A rectangle has a length of 3 units and a width of 39 units. Which expression gives the area, in...

1. TRANSLATE the problem information

• Given information:
  • Rectangle has \(\mathrm{length = 3\;units}\)
  • Rectangle has \(\mathrm{width = 39\;units}\)
  • Need to find expression for area in square units

2. INFER the approach

• To find area of a rectangle, we multiply \(\mathrm{length \times width}\)
• This means we need the expression: \(\mathrm{3 \times 39}\)

3. Evaluate the answer choices

• Check each option against our area expression:
  • A. \(\mathrm{2(3 + 39)}\): This adds the dimensions then doubles it - that's the perimeter formula
  • B. \(\mathrm{2(3 \times 39)}\): This multiplies the dimensions then doubles it - that's twice the area
  • C. \(\mathrm{3 + 39}\): This just adds the dimensions - not area
  • D. \(\mathrm{3 \times 39}\): This multiplies the dimensions - exactly what we need for area

Answer: D. \(\mathrm{3 \times 39}\)

Why Students Usually Falter on This Problem

Most Common Error Path:

Conceptual confusion about area vs. perimeter: Students mix up the formulas for area and perimeter of rectangles.

They remember that rectangles involve adding and multiplying the dimensions, but can't recall which operation goes with which measurement. Since choice A shows \(\mathrm{2(3 + 39)}\), they might think "that looks like a rectangle formula" without recognizing it's actually the perimeter formula (2 times the sum of length and width).

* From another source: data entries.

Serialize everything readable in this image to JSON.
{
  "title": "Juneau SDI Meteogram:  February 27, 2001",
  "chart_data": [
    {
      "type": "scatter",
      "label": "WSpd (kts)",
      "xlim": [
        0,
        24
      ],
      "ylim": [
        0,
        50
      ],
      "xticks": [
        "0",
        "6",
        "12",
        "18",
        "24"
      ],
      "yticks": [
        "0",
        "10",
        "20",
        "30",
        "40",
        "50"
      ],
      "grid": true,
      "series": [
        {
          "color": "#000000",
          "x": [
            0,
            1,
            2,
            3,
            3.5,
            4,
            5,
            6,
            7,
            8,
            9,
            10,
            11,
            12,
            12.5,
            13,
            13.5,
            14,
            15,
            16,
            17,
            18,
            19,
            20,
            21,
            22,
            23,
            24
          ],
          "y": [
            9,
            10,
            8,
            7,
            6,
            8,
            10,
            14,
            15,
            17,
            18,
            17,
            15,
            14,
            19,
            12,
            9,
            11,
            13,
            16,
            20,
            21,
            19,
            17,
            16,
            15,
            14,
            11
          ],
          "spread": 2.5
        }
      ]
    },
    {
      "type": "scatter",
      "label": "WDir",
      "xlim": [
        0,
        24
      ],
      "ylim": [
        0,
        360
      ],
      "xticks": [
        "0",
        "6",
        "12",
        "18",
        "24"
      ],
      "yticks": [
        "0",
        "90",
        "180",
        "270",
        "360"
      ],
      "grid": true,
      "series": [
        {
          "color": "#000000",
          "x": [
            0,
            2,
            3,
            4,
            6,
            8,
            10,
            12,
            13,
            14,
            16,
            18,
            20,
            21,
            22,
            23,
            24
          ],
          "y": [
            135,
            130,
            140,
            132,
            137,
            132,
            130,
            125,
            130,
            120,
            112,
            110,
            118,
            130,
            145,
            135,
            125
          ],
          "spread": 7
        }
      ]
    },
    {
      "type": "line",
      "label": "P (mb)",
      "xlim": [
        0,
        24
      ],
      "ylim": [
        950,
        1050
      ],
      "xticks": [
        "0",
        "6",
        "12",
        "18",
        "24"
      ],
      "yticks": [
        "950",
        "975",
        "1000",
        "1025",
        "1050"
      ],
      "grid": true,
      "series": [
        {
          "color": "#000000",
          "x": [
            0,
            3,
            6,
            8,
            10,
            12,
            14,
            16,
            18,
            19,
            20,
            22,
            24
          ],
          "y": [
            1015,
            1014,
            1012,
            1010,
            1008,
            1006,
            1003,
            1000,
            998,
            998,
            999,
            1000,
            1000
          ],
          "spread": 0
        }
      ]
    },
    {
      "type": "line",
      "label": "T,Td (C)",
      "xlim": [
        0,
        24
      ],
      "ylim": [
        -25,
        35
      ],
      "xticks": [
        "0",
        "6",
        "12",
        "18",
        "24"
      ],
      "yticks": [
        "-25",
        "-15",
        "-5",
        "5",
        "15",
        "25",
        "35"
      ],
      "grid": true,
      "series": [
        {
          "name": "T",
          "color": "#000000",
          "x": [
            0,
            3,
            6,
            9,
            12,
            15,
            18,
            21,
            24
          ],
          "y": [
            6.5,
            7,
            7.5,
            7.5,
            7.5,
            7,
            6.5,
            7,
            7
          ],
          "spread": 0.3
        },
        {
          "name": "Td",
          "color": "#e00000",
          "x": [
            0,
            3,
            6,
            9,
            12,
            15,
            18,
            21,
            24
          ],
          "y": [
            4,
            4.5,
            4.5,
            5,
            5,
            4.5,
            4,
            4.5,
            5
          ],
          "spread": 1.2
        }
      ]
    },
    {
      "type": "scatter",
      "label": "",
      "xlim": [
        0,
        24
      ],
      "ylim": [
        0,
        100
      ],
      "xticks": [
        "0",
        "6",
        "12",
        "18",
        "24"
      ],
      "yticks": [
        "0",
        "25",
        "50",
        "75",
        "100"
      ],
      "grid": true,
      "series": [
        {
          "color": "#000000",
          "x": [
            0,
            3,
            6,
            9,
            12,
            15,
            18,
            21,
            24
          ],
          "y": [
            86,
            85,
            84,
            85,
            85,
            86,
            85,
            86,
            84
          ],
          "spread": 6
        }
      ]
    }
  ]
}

This may lead them to select Choice A (\(\mathrm{2(3 + 39)}\)).

The Bottom Line:

This problem tests whether students can distinguish between area (multiply the dimensions) and perimeter (add the dimensions, then double). The key insight is remembering that area always involves multiplication of dimensions, while perimeter involves addition.